Monday, July 26, 2010

FAGE yogurt

Equipment:
Glass or pottery bowl
Microwave
Instant-read thermometer — you must have this, great tool anyway, costs $8
Clamp-on or hang-anywhere utility light, like that from a hardware store, with a 100-watt bulb
Deep drawer or cooler or Styrofoam box

This makes about 5 cups homemade Fage-style yogurt, a little more than a quart:

Ingredients:
1 quart milk — whole, 2% or skim
1½ cups dry milk or powdered milk. I checked the dry milk ratings and read that the Lucky grocery brand, Sunny Select Nonfat, tasted the best. Works great.
½ cup of plain Stonyfield yogurt, as fresh as possible, or other yogurt with active cultures. I also checked into which yogurt had the most active cultures, and Stonyfield was it.
1 Tablespoon sugar, perhaps a bit more, as food for the culture

Procedure:
In a clean glass or pottery bowl, thoroughly mix together the quart of milk, the 1½ cups powdered milk and sugar. This will be a very rich milk mixture.

Heat the milk mixture in the microwave for three minutes, and then continue heating in one-minute intervals until the milk mixture reaches 180 degrees F. Keep checking the temp with your instant-read thermometer after each minute blast to see if the milk has reached 180 degrees.

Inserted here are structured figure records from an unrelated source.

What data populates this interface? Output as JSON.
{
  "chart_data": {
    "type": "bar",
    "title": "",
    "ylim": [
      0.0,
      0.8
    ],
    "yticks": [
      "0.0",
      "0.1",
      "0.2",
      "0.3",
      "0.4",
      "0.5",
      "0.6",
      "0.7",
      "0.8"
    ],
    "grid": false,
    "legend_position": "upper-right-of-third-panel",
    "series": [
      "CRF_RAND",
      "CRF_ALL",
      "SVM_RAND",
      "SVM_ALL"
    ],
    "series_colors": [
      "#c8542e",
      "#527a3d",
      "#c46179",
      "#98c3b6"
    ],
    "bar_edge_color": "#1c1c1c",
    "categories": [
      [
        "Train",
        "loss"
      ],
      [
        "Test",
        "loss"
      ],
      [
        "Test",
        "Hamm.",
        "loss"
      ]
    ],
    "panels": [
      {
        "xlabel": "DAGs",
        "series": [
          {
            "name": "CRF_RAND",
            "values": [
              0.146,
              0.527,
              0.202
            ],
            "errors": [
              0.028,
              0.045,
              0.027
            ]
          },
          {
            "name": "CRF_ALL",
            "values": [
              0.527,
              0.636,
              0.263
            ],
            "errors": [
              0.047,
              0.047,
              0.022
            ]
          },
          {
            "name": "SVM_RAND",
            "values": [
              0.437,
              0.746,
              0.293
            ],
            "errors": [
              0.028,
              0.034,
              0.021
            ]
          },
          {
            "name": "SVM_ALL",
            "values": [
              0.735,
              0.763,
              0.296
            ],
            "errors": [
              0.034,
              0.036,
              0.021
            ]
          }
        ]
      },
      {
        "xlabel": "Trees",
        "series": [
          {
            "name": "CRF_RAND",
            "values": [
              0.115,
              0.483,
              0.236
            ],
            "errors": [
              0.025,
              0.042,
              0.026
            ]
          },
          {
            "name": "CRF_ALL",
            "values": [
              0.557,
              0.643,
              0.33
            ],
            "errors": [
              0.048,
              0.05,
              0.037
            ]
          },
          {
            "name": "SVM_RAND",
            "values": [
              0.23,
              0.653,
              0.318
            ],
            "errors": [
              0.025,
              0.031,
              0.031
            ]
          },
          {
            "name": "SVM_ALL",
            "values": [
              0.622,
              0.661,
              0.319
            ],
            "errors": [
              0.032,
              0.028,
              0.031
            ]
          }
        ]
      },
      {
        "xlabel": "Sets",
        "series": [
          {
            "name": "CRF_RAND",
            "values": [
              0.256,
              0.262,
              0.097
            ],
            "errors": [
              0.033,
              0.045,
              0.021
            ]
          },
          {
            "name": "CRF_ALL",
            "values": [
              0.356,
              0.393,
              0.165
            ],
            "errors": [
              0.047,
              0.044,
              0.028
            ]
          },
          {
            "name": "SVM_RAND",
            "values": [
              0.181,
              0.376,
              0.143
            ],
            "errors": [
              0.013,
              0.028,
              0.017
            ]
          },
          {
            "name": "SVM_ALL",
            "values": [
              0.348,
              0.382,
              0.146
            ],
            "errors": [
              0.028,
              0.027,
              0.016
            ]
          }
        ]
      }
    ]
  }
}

You cannot eliminate this step.* Try not to over-nuke it so that the milk scalds and spills over, but if you do all is not lost. Using a stove-top and saucepan is messier and tends to unevenly heat the milk, in my opinion.

Rig your incubation chamber ahead of time. Get your clamp-on or hang-anywhere utility light, and check the wattage of the bulb (must be 100 watts, 75 watts is *not* hot enough to keep the milk mixture at 105 degrees F.). Clamp the light onto the side of the drawer so that you can shut the drawer completely (or very nearly except for the cord). You can even clamp the light onto a block of wood or other object that can fit into the drawer along with the bowls of yogurt.

I use an old utility light with a thin wire sleeve that actually fits over the side of the drawer and still allows the drawer to close completely. You can use a cooler or styro box instead of a drawer.

After heating the milk mixture to 180 degrees F, let it cool to 105-110 degrees. It will take a while — about 30 - 60 minutes depending on the quantity of milk — but keep checking it regularly with your instant-read thermometer.

When the milk mixture reads 105-110 degrees, stir in ½ cup of the yogurt you’re using as your culture. Before adding the yogurt culture, it’s best to stir it up to make sure the active cultures are evenly distributed. Make sure the milk mixture and yogurt culture are well blended, then cover the bowl with plastic wrap or a plastic bag, and place it inside the drawer with the light on. Leave it for 14-15 hours. Unbelievable flavor after 14 hours. 12 is good but 15 is best.

Then, chill the yogurt for 2-3 days. This sort of sets the yogurt — the yogurt gets very thick then, thicker than from just chilling, it seems to me. That's it!

Tips: I actually make yogurt now about 6 PM in the evening, then let it do its thing till 9 AM the next morning. But you can use whatever schedule works for you. Reserve some of the yogurt from each batch to make the next batch of yogurt (1/2 cup of yogurt as your culture for each quart of liquid milk). Safety tip: Make sure the lightbulb is not touching the plastic on the top of the bowl or any other object, and that no one will trip over the electric cord — basic safety stuff.

*Error on my first batch of yogurt that resulted in slimy, stringy, ropey yogurt:

Many other Chowhounds in other threads said this happened to them. And it happened to me. Why? So off I went in search of the reason. You need to heat the milk to 180 degrees to denature the milk proteins, and to allow one protein in particular — lactoglobulin, the one that’s responsible for a smooth, consistent yogurt — to unwind. If you don’t heat the milk adequately, slimy and stringy yogurt is the result.